The cornerstone of any viable health-care proposal has to be putting the brakes on the escalating cost of care. Those who advocate expanding the federal government's role by insuring Americans under 65 should first answer this question: If Medicare can't control costs, how could another government insurance program succeed?
The biggest obstacle to reining in Medicare costs has long been that Congress ultimately decides which services are reimbursed and for how much. In this role, lawmakers are targeted by lobbyists for doctors, hospitals, makers of pharmaceutical and medical devices, and patient advocacy organizations. Each group pushes for more care or fatter reimbursements with little or no regard for the overall costs that result. This has left us with a system in which many doctors no longer accept patients on Medicare to avoid issues and costs tied to low reimbursement, as other health costs have spiraled ever upward.

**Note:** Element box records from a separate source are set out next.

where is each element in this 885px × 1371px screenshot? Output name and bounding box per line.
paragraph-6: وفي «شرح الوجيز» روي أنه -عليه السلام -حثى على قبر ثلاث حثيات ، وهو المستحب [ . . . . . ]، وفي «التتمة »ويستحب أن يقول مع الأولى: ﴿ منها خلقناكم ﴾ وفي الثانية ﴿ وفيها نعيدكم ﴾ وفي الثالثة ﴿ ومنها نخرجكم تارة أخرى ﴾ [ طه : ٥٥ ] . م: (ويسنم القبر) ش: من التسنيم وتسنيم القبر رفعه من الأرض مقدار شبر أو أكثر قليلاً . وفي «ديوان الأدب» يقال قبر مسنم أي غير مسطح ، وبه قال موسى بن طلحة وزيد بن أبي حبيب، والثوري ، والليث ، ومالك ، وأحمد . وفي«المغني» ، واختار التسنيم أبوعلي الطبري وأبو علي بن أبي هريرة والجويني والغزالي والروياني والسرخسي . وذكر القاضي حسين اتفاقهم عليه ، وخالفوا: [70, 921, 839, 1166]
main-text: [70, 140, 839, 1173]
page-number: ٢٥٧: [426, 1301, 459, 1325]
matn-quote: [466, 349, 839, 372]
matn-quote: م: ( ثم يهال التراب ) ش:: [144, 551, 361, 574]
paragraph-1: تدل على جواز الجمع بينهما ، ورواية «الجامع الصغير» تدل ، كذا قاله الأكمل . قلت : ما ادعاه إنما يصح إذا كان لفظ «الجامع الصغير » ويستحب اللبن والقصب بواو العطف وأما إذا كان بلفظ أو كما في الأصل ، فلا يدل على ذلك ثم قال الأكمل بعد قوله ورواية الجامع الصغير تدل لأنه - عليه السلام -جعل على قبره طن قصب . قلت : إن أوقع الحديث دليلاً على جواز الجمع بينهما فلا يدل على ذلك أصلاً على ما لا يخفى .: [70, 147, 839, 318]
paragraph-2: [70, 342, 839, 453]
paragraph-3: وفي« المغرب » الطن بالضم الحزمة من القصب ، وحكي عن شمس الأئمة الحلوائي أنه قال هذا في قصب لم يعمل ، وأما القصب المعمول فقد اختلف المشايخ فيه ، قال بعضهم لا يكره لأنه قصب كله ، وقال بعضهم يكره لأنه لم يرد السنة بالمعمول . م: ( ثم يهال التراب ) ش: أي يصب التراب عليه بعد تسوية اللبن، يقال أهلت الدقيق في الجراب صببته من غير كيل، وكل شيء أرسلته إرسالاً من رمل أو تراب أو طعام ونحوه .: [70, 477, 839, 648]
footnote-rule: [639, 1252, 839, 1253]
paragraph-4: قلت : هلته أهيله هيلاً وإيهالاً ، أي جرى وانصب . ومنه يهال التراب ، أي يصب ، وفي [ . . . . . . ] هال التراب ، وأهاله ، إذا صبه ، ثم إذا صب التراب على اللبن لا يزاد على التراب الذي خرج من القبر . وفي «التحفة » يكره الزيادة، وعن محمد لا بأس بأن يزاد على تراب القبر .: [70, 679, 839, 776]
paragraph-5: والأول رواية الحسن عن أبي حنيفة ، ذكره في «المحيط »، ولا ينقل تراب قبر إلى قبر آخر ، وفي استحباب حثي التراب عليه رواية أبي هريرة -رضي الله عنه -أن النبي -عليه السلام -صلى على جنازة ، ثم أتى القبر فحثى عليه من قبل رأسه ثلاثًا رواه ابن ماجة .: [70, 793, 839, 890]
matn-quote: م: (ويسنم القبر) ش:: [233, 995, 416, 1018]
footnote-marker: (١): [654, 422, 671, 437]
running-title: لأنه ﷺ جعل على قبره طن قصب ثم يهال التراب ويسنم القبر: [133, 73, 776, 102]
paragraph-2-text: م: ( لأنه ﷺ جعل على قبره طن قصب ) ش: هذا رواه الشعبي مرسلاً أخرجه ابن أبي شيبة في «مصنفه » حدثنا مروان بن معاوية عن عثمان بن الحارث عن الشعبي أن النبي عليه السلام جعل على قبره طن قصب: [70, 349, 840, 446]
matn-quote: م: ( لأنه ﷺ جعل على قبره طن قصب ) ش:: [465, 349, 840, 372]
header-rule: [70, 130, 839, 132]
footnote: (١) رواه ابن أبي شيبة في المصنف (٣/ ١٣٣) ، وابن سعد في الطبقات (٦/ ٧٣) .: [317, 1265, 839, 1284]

It doesn't have to be this way. Consider: In 2005, the New England Journal of Medicine published a large study funded by the National Institutes of Health and a consortium of pharmaceutical companies, conducted at 74 sites in the United States, comparing the cost-effectiveness of drugs used to treat schizophrenia. It found that, on average, a low-cost generic drug was as effective, if not superior, to most of the more expensive proprietary drugs. The authors estimated that restricting the use of proprietary drugs in favor of a more cost-effective generic drug for the first line of therapy might have saved Medicare $5 billion to $10 billion a year. But interest groups' lobbying persuaded lawmakers to block Medicare from restricting reimbursement to a level closer to the price of the generic drug. Another NIH-sponsored study looked at patients with high blood pressure at risk for heart attacks and strokes and found that a simple, low-cost diuretic medicine was at least as effective as newer medicines. Experts, not politicians, should be making these decisions.

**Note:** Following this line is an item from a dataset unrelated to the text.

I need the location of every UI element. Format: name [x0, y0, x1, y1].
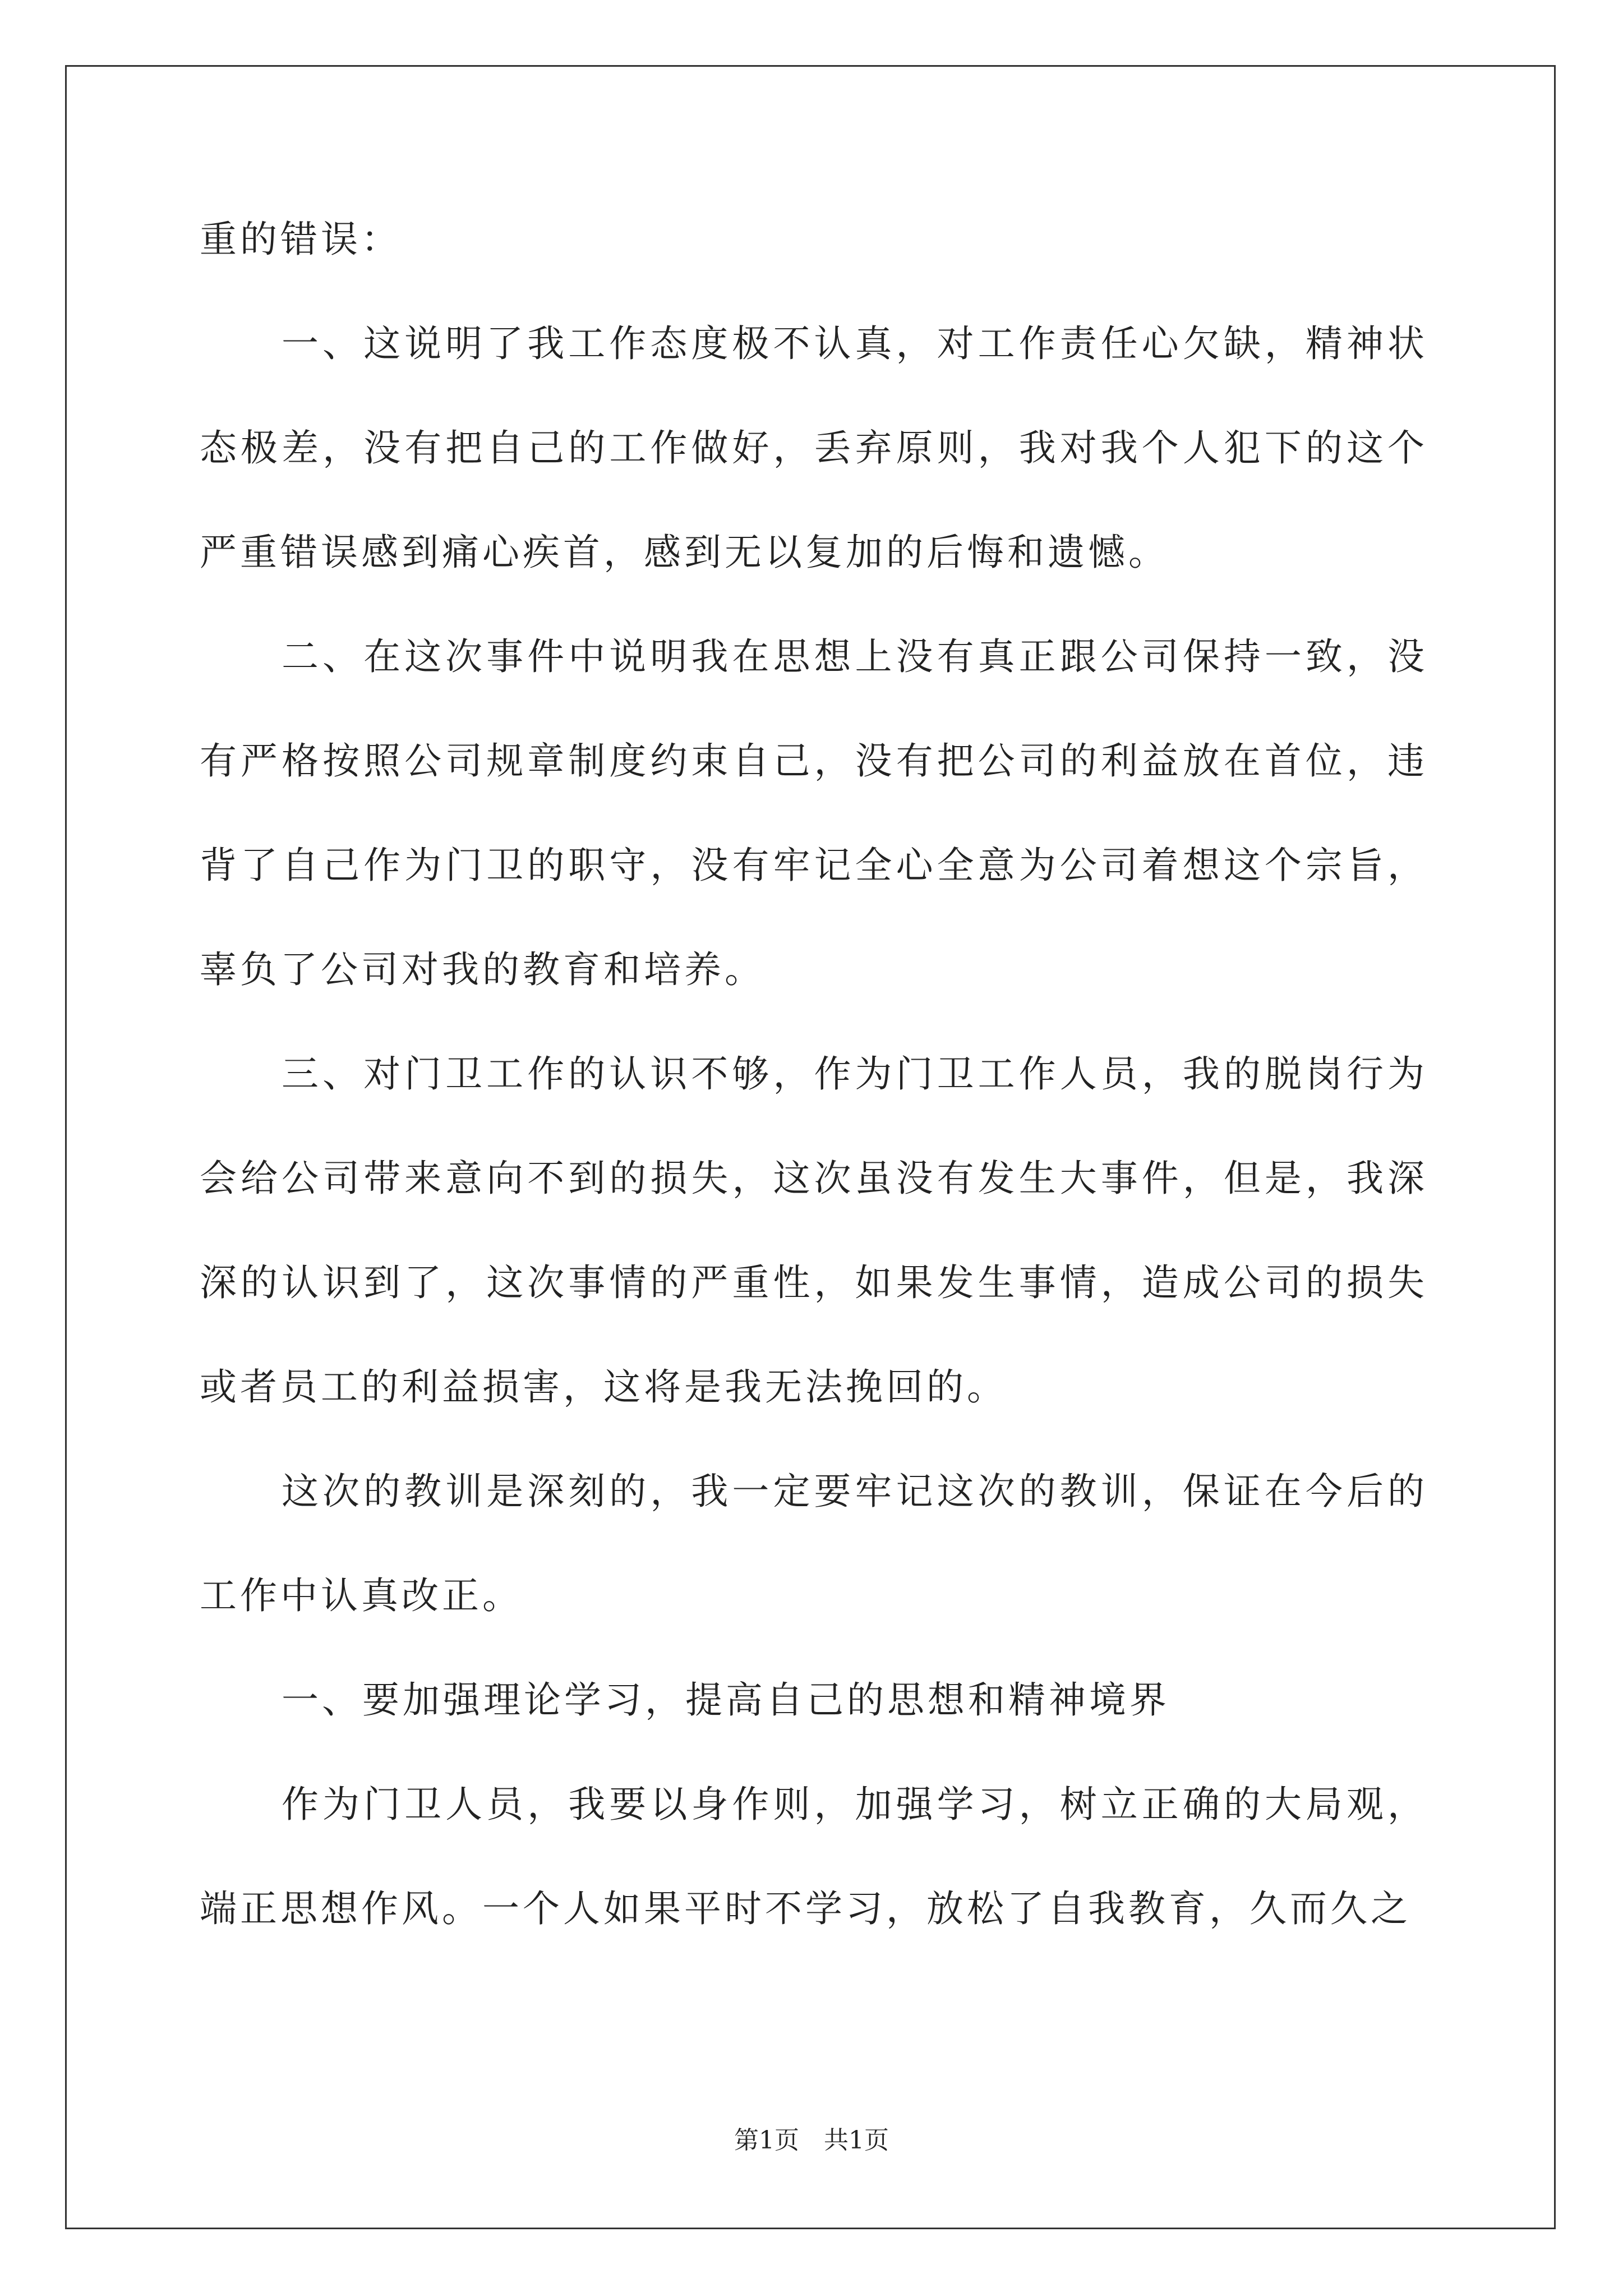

Meanwhile, though beneficiaries are mostly pleased with Medicare, most hospitals and doctors are not. And little wonder that some providers are refusing to treat Medicare patients: The program's regulations run thousands of pages, making it incredibly difficult to understand why certain tests or treatments are reimbursed as they are. The Medicare fee schedule for doctors alone has more than 10,000 rates of coverage.
In years past, simply focusing on cutting costs has not worked. Trying to move more patients into Medicare HMOs does not appear to be working. Proposals to transfer Medicare oversight to the states simply shifts responsibility without addressing the real problem; it fails to eliminate the political influence on decision making about how Medicare dollars are allocated.